Manufacturing Hewlett-Packard HP IBM Profit revenue

HP's revenue sank five per cent from last year to $29.7 billion

SAN FRANCISCO—Technology giant Hewlett-Packard reported its largest quarterly loss ever and owned up to past mistakes that have left it scrambling to adapt to a shifting market.

The loss of US$8.9 billion didn’t come as a surprise: HP telegraphed the news earlier this month when it disclosed plans to take an $8 billion charge to reflect the shrinking value of Electronic Data Systems, a technology consulting service it bought for $13 billion in 2008.

The loss represented another mortifying setback for a 73-year-old company that once had the reputation for being a fountain of innovation and a great place to work.

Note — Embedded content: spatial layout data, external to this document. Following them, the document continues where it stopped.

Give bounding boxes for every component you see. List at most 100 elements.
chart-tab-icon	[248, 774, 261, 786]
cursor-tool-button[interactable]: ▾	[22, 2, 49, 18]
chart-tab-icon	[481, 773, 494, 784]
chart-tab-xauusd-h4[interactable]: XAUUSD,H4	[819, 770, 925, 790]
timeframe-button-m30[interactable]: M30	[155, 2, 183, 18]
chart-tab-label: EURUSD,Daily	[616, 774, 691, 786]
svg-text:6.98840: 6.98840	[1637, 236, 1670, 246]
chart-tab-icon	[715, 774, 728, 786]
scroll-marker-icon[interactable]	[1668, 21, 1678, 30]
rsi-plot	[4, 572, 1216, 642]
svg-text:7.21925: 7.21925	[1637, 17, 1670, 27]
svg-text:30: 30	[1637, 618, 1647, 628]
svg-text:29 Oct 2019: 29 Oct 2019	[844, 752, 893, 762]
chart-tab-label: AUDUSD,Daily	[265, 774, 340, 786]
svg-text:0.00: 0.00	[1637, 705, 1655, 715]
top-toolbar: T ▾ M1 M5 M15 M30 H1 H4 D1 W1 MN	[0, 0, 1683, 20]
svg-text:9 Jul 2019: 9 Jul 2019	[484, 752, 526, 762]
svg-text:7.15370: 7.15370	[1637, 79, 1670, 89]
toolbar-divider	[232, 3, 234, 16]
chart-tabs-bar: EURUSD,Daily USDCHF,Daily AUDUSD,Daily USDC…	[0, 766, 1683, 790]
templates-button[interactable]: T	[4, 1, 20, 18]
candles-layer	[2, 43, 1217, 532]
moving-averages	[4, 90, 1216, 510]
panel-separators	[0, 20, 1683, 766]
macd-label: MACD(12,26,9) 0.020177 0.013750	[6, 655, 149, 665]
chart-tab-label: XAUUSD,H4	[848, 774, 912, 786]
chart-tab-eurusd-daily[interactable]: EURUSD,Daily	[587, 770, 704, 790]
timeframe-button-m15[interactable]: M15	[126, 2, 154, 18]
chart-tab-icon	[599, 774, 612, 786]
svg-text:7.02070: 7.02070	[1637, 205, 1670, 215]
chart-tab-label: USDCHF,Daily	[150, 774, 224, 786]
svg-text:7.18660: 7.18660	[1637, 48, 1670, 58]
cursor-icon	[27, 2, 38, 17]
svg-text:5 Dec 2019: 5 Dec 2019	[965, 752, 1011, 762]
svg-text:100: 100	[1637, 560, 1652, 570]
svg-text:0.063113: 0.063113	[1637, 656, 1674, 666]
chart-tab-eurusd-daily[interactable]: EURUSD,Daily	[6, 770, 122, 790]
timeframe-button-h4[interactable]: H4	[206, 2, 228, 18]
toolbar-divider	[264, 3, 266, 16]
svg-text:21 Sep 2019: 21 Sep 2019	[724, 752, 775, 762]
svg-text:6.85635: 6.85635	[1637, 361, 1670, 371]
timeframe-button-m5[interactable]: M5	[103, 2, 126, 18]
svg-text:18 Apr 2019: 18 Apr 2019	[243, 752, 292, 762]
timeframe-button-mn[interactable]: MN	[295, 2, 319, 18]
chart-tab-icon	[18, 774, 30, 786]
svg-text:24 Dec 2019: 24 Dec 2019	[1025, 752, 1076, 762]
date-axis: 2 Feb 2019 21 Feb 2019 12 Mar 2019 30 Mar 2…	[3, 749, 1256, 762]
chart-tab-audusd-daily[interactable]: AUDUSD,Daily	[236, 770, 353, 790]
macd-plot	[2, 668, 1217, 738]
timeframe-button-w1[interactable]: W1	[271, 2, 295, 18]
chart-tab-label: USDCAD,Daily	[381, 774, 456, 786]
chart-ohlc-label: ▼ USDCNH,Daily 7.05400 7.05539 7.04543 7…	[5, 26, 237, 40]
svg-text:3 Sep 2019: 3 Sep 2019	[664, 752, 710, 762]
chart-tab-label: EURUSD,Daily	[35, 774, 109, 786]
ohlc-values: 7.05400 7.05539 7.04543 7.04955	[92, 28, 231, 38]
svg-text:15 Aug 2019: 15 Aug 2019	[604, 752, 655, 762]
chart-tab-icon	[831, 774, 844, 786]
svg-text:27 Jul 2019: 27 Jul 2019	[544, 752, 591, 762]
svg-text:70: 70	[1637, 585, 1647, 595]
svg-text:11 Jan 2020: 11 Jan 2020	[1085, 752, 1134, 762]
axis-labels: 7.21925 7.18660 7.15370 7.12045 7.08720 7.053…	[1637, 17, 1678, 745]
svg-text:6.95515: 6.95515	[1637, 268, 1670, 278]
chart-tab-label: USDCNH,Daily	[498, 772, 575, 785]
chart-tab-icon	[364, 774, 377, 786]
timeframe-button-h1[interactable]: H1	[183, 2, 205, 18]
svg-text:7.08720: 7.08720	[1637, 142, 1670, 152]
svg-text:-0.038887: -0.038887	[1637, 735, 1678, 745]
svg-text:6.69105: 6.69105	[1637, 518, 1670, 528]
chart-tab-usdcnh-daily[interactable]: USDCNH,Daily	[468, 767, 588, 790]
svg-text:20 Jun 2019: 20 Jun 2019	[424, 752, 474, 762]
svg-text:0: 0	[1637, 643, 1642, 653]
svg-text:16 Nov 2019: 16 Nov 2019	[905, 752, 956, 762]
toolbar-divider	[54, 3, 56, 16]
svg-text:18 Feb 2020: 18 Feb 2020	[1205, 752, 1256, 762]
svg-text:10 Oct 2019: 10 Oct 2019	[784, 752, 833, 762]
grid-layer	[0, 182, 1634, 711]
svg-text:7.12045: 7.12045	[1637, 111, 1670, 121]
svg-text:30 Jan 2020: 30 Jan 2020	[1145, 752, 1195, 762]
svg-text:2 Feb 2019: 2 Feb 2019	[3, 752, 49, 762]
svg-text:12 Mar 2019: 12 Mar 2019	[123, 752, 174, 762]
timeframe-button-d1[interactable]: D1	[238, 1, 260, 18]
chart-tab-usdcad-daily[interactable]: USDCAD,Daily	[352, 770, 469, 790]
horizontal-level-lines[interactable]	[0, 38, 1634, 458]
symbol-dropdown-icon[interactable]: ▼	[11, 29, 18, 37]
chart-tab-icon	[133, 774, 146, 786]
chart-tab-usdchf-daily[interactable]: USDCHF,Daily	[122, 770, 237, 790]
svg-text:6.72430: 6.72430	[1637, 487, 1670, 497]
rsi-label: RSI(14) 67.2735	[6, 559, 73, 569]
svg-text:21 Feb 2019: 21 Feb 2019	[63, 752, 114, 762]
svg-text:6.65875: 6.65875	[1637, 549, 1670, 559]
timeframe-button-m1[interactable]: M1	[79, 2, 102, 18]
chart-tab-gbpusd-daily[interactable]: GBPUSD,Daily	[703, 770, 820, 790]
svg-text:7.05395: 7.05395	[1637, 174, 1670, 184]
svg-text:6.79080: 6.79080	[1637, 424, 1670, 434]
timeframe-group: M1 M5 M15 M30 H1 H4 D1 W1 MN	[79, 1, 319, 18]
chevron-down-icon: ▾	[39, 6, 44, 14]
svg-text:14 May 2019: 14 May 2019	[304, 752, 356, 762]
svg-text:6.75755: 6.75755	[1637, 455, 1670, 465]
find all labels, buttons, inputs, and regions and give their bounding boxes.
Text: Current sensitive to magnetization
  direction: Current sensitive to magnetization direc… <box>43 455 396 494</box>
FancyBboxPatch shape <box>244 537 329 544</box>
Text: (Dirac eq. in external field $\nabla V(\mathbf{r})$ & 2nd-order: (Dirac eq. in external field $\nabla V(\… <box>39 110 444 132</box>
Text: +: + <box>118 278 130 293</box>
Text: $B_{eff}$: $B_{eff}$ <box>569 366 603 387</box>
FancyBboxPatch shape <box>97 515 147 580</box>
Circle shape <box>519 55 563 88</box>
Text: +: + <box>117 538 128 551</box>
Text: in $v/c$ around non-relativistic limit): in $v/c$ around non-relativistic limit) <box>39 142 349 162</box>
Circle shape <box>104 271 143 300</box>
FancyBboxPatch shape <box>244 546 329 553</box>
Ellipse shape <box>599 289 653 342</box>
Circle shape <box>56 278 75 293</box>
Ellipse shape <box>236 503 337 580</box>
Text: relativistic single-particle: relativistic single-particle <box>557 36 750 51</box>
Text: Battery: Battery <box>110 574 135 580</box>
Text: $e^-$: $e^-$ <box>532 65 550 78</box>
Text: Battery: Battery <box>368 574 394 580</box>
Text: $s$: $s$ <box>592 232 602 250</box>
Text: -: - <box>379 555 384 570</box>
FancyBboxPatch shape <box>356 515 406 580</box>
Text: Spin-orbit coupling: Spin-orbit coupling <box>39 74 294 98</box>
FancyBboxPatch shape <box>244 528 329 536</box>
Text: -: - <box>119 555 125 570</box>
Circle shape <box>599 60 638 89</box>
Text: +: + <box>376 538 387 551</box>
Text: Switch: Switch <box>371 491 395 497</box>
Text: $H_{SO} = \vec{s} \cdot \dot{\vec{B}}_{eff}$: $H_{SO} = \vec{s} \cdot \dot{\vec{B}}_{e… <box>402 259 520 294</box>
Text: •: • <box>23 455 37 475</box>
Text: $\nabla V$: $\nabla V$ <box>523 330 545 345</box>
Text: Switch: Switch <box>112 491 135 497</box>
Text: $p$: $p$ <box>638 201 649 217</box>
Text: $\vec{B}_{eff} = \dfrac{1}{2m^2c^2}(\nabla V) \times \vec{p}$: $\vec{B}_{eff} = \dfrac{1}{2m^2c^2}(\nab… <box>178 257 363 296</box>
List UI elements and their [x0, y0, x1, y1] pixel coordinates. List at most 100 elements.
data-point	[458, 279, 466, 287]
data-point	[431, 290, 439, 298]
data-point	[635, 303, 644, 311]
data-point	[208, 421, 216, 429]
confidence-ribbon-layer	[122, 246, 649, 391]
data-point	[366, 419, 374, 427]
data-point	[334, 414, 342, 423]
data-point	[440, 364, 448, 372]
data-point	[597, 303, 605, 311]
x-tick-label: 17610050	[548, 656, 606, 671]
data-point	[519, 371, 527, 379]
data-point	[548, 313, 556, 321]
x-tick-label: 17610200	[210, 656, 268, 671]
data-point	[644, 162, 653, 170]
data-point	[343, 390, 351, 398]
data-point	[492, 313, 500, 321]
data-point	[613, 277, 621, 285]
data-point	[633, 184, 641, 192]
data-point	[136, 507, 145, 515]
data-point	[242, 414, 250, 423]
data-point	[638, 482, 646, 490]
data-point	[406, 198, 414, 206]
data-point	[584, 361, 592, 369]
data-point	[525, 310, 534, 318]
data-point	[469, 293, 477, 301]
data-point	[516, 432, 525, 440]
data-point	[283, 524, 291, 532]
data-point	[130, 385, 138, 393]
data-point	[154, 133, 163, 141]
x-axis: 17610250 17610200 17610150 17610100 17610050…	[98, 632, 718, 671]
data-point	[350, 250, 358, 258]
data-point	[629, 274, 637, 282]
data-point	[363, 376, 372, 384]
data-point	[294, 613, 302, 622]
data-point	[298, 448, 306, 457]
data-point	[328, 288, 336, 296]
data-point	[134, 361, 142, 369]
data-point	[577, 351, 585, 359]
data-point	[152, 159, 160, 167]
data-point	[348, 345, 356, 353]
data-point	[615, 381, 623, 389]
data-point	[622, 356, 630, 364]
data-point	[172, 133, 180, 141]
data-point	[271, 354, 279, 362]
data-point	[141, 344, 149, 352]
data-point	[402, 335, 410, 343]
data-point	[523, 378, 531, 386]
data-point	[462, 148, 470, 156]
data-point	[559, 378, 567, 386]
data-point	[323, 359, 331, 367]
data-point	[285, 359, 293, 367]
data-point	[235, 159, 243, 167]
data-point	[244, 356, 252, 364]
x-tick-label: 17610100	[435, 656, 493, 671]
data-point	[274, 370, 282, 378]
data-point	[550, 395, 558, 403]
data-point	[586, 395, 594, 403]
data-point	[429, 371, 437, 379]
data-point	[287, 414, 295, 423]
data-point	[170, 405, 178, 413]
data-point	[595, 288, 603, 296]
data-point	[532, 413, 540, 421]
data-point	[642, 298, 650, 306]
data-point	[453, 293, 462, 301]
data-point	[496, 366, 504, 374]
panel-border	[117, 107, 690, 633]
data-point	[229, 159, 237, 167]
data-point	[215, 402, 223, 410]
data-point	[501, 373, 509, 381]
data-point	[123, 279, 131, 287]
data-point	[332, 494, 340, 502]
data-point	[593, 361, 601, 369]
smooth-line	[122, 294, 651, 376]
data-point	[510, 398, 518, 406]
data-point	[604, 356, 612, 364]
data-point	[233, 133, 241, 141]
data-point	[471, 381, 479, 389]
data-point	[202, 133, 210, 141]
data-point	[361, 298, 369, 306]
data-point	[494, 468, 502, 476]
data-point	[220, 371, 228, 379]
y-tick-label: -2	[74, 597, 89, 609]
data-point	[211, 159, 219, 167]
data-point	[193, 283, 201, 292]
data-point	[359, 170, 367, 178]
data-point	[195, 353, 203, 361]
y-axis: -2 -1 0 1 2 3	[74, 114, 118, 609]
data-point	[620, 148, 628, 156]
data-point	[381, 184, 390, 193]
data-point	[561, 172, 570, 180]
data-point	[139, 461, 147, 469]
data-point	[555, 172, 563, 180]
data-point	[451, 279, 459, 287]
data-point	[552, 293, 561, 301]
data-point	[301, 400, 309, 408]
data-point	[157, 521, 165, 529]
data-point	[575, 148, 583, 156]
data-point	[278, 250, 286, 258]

HP’s revenue sank five per cent from last year to $29.7 billion, about $500 million below the projections of analysts polled by FactSet. It marked HP’s fourth consecutive year-over-year quarterly decrease in revenue.


Now, HP is struggling to reverse perceptions that it’s becoming a technological dinosaur bogged down in bureaucracy as it slashes its work force to help offset a downturn in revenue.

The company is counting on Meg Whitman, its third CEO in slightly more than two years, to be its saviour. While stressing she believes HP can still be great again, Whitman made it clear that it will be a long slog.

“Make no mistake about it: We are still in the early stages of a turnaround,” Whitman told analysts during a conference call.

Whitman, who became one of the world’s best-known chief executives during a decade-long stint running eBay Inc., has been shaking things up at HP by reorganizing divisions, ushering in new managers and slashing costs through the job cuts.

HP also had to absorb charges to cover severance payments for the first wave of the 27,000 workers it is jettisoning to dramatically reduce its expenses as its revenue shrivels. The company, which is based in Palo Alto, California, now expects to drop 11,500 employees from its payroll by the end of October, up from its previous target of 9,000. Another 15,500 employees will be let go through October 2014.

The cutbacks are driven by the rising popularity of mobile phones and tablet computers—devices that are reducing demand for personal computers.

That’s bad news for HP, which is the world’s largest maker of PCs and printers.

To cope with the upheaval, HP has been expanding into technology consulting, computer software, data storage and high-end servers made for companies and government agencies, a strategy similar to one used by one-time competitor IBM more than a decade ago. All those specialties are more profitable than the fiercely competitive PC market, but HP hasn’t been evolving rapidly enough to avoid an alarming deterioration in its financial performance.

If HP’s slump worsens, management warned it may have to register additional charges in the current quarter to account for trouble in other acquisitions. Without citing specifics, HP executives pointed to the company’s software operations as one area that could be lumped with a major accounting charge. That division includes Autonomy, a business software service that HP bought for $11 billion last year.